While the above paragraph may give you the impression that this film is wall-to-wall alien slaughter, the truth is that it’s about 2% alien anything and 98% the life and times of a bunch of random backwater people stringing out scenes far past their expiration date. We’ll see extended telephone conversations with a topless super-hairy guy in bed, lengthy moments of guys spying on a girl who’s working in a field, a job interview scene that is so long it’s actually broken up into two scenes, a couple at a gas station arguing about who’s going to buy a map, and so on. Alien Outlaw dares you to make it to the end credits before tapping out due to meandering toward nowhere in particular.
And since the movie can’t decide if it’s trying to be a nail-biting scifi thriller, a kooky western, a slasher flick, or an ad for an entertainment company, there’s zero tension involved. At the heart of this non-conflict is Jesse Jamison, a gunslinger entertainer who ends up being the first and last line of defense against this bumbling alien invasion. Everyone acts with this sort of exaggerated, I-don’t-remember-how-humans-actually-talk sincerity, which I suppose is the mark of a bad director — here, a guy named Phil Smoot — more than anything else.
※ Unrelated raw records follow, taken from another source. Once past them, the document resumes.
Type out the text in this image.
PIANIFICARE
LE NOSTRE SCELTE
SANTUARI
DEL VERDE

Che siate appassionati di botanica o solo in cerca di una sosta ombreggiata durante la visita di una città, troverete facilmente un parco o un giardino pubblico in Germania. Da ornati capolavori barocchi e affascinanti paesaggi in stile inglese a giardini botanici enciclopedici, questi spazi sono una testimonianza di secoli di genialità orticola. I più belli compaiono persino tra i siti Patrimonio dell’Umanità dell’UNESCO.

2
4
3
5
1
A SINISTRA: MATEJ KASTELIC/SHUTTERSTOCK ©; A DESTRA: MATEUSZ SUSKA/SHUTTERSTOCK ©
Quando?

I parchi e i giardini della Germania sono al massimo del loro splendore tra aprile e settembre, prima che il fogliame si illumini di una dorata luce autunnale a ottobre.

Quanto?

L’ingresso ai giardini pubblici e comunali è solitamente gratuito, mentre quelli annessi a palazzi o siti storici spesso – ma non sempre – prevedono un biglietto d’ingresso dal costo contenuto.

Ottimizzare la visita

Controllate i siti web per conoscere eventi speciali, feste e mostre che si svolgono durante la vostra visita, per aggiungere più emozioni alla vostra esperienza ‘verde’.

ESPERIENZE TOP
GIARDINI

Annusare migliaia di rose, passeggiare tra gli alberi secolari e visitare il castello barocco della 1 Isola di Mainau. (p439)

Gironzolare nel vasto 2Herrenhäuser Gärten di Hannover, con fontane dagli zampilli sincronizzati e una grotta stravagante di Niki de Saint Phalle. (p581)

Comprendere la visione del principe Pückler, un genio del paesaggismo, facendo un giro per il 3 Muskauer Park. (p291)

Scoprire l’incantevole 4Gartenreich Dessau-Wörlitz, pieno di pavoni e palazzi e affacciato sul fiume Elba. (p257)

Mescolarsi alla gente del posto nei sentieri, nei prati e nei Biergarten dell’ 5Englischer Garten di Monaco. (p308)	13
Alien Outlaw really doesn’t deserve another paragraph for me. It may be fine MST3K fodder, but aside from that, it’s a limp failure of a performance.
Didja notice?
- That’s one huge gun holster
- THRILL at someone banging away on a synthesizer for the main theme!
- Aliens like to fire super-slowly for maximum suspense
- This is way more chest, back, and armpit hair that I need to see in any movie
- The operator has the best part of the film
- At some point this woman’s got to obtain a pair of pants. And this guy a shirt.
- Shooting open motel rooms to get to your manager is OK
- Fishing for expansive butts
- “A momentous event?” “A momentous event!” “A momentous event?”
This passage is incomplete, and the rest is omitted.